No entanto, quando estava prestes a sair, ouviu um gemido de dor. Surpresa, virou-se e viu Hugo tentando se levantar com dificuldade. Ele parecia estar sofrendo e, com um olhar irritado, questionou:
— Você ia embora sem me agradecer pessoalmente?
Celia parou diante da cama e respondeu friamente:
— Obrigada.
— Me ajude a levantar — ele pediu.
Ela hesitou, sem vontade de tocá-lo.
— Eu não hesitei em arriscar minha vida para te salvar, mas você nem pode me ajudar agora? — O tom sarcástico na voz dele fez com que Celia sentisse um leve peso na consciência.
Suspirando, aproximou-se e estendeu a mão, evitando olhar diretamente para ele. No momento em que seus dedos tocaram os dele, Hugo segurou seu pulso e, ao invés de simplesmente se levantar, puxou-a inesperadamente. Celia perdeu o equilíbrio e caiu diretamente sobre ele.
— Droga! Suas costas já estão machucadas! — exclamou, tentando se afastar rapidamente.
Hugo soltou um longo suspiro, como se estivesse realmente sentindo dor.
— Você fez isso de propósito? — Ele a encarou, seus olhos brilhando com um misto de diversão e algo mais.
— Claro que não! — rebateu Celia, irritada.
Ela tentou se levantar, mas ele a puxou novamente, fazendo-a cair em seus braços mais uma vez. Antes que ela pudesse protestar, Hugo a segurou firmemente e a prendeu sob seu corpo.
— Você… — As palavras morreram em sua garganta quando ele, de repente, selou seus lábios com um beijo.

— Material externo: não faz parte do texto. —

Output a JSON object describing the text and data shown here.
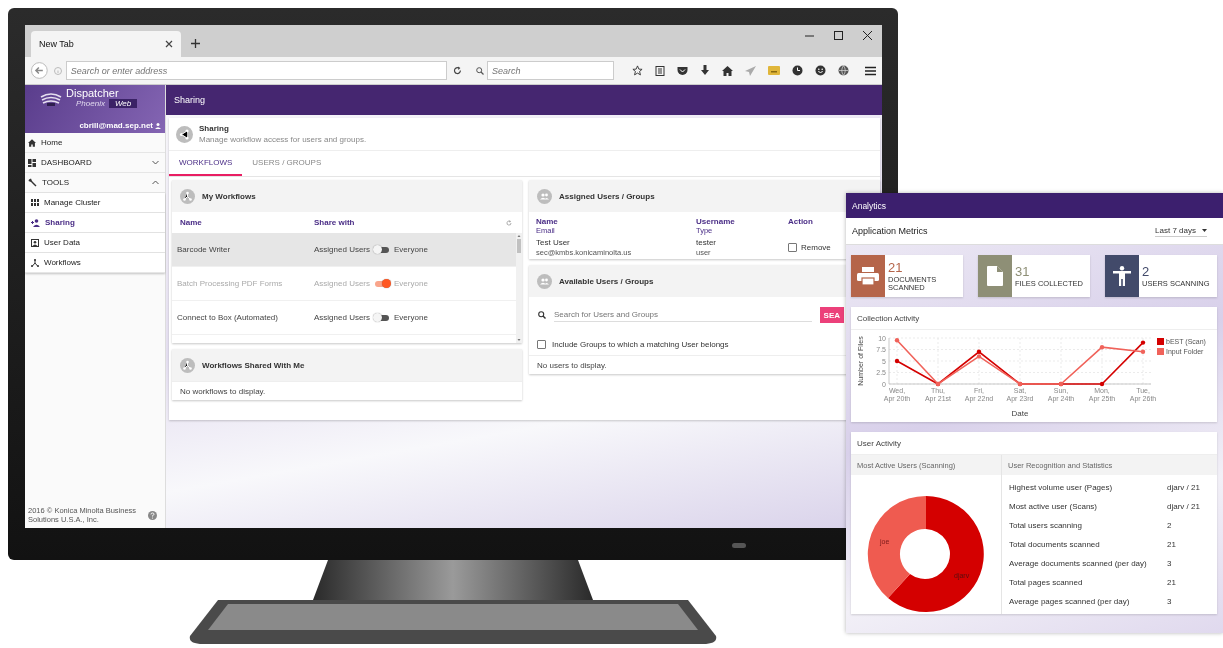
{
  "browser": {
    "tab": {
      "title": "New Tab"
    },
    "address": {
      "placeholder": "Search or enter address"
    },
    "search": {
      "placeholder": "Search"
    }
  },
  "app": {
    "logo": {
      "name": "Dispatcher",
      "sub": "Phoenix",
      "badge": "Web"
    },
    "user": "cbrill@mad.sep.net",
    "nav": [
      {
        "label": "Home",
        "kind": "link",
        "selected": false
      },
      {
        "label": "DASHBOARD",
        "kind": "section",
        "expanded": false
      },
      {
        "label": "TOOLS",
        "kind": "section",
        "expanded": true
      },
      {
        "label": "Manage Cluster",
        "kind": "sub",
        "selected": false
      },
      {
        "label": "Sharing",
        "kind": "sub",
        "selected": true
      },
      {
        "label": "User Data",
        "kind": "sub",
        "selected": false
      },
      {
        "label": "Workflows",
        "kind": "sub",
        "selected": false
      }
    ],
    "footer": "2016 © Konica Minolta Business Solutions U.S.A., Inc.",
    "header_title": "Sharing",
    "page": {
      "title": "Sharing",
      "subtitle": "Manage workflow access for users and groups."
    },
    "tabs": [
      {
        "label": "WORKFLOWS",
        "selected": true
      },
      {
        "label": "USERS / GROUPS",
        "selected": false
      }
    ],
    "my_workflows": {
      "title": "My Workflows",
      "columns": [
        "Name",
        "Share with"
      ],
      "rows": [
        {
          "name": "Barcode Writer",
          "left": "Assigned Users",
          "right": "Everyone",
          "on": false,
          "disabled": false,
          "selected": true
        },
        {
          "name": "Batch Processing PDF Forms",
          "left": "Assigned Users",
          "right": "Everyone",
          "on": true,
          "disabled": true,
          "selected": false
        },
        {
          "name": "Connect to Box (Automated)",
          "left": "Assigned Users",
          "right": "Everyone",
          "on": false,
          "disabled": false,
          "selected": false
        }
      ]
    },
    "shared": {
      "title": "Workflows Shared With Me",
      "empty": "No workflows to display."
    },
    "assigned": {
      "title": "Assigned Users / Groups",
      "columns": [
        {
          "top": "Name",
          "bottom": "Email"
        },
        {
          "top": "Username",
          "bottom": "Type"
        },
        {
          "top": "Action"
        }
      ],
      "rows": [
        {
          "name": "Test User",
          "email": "sec@kmbs.konicaminolta.us",
          "username": "tester",
          "type": "user",
          "action": "Remove",
          "checked": false
        }
      ]
    },
    "available": {
      "title": "Available Users / Groups",
      "search": {
        "placeholder": "Search for Users and Groups"
      },
      "button": "SEA",
      "include": {
        "label": "Include Groups to which a matching User belongs",
        "checked": false
      },
      "empty": "No users to display."
    }
  },
  "analytics": {
    "title": "Analytics",
    "section": "Application Metrics",
    "range": "Last 7 days",
    "stats": [
      {
        "value": "21",
        "label": "DOCUMENTS SCANNED",
        "color": "#b5654a",
        "kind": "printer"
      },
      {
        "value": "31",
        "label": "FILES COLLECTED",
        "color": "#8e8f76",
        "kind": "file"
      },
      {
        "value": "2",
        "label": "USERS SCANNING",
        "color": "#424a6a",
        "kind": "person"
      }
    ],
    "collection": {
      "title": "Collection Activity",
      "chart_data": {
        "type": "line",
        "xlabel": "Date",
        "ylabel": "Number of Files",
        "grid": true,
        "legend": "right",
        "categories": [
          "Wed, Apr 20th",
          "Thu, Apr 21st",
          "Fri, Apr 22nd",
          "Sat, Apr 23rd",
          "Sun, Apr 24th",
          "Mon, Apr 25th",
          "Tue, Apr 26th"
        ],
        "ylim": [
          0,
          10
        ],
        "yticks": [
          0,
          2.5,
          5,
          7.5,
          10
        ],
        "series": [
          {
            "name": "bEST (Scan)",
            "color": "#d40000",
            "values": [
              5,
              0,
              7,
              0,
              0,
              0,
              9
            ]
          },
          {
            "name": "Input Folder",
            "color": "#f0625a",
            "values": [
              9.5,
              0,
              6,
              0,
              0,
              8,
              7
            ]
          }
        ]
      }
    },
    "user_activity": {
      "title": "User Activity",
      "left_heading": "Most Active Users (Scanning)",
      "right_heading": "User Recognition and Statistics",
      "slice_labels": [
        "joe",
        "djarv"
      ],
      "stats": [
        {
          "label": "Highest volume user (Pages)",
          "value": "djarv / 21"
        },
        {
          "label": "Most active user (Scans)",
          "value": "djarv / 21"
        },
        {
          "label": "Total users scanning",
          "value": "2"
        },
        {
          "label": "Total documents scanned",
          "value": "21"
        },
        {
          "label": "Average documents scanned (per day)",
          "value": "3"
        },
        {
          "label": "Total pages scanned",
          "value": "21"
        },
        {
          "label": "Average pages scanned (per day)",
          "value": "3"
        }
      ]
    }
  }
}
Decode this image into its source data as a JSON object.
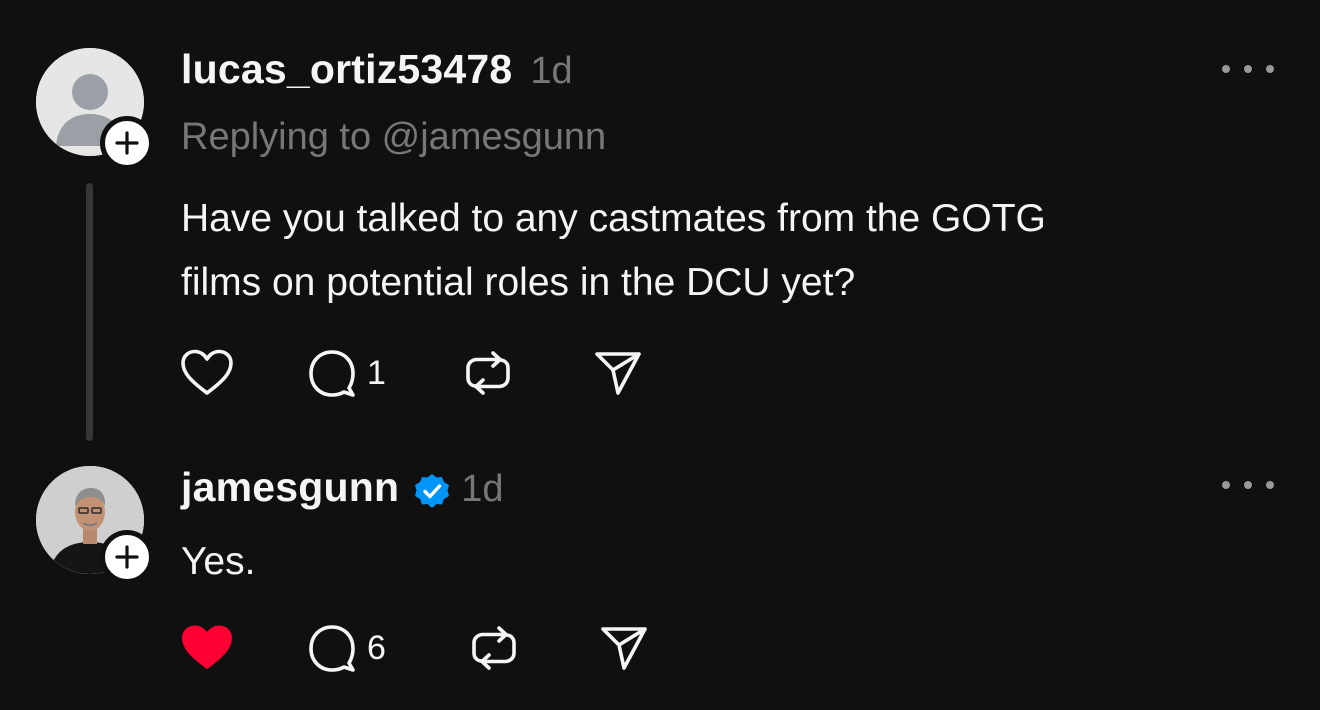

Celia ficou completamente atordoada. Tentou afastá-lo, mas ele a segurava firme. Ela sentiu a língua dele invadindo sua boca, e a raiva tomou conta de seu corpo. Sem pensar duas vezes, mordeu sua língua com força.
Hugo grunhiu de dor e, finalmente, a soltou. No instante em que ficou livre, Celia desferiu um tapa estrondoso em seu rosto. O som ecoou pelo quarto, e o olhar dele se escureceu imediatamente.
— Você ousa me bater? — ele rosnou, os olhos frios e furiosos.
— Você mereceu! Seu canalha! — Ela o encarou com desprezo, o coração acelerado de indignação.
Hugo se inclinou para trás, massageando a mandíbula, mas sem demonstrar arrependimento.
— Arrisquei minha vida por você. Tenho direito a uma recompensa, não tenho? Esse beijo foi minha recompensa.
Celia ficou tão furiosa que pegou sua bolsa e saiu do quarto sem olhar para trás. Seu rosto queimava de raiva. Esse desgraçado! Ele fingiu estar gravemente ferido só para me enganar e me atrair para cá. Nunca mais vou agradecê-lo por nada. Prefiro morrer do que ficar em dívida com ele novamente!
Quando chegou ao escritório, encontrou Charles no corredor. Ele sorriu ao vê-la.
— Ah, você já voltou!
Ainda furiosa, Celia o encarou.
— Tem certeza de que ele estava gravemente ferido? Da próxima vez, não me peça para ir ver alguém sem ter certeza absoluta.
Charles ficou um pouco nervoso com sua reação.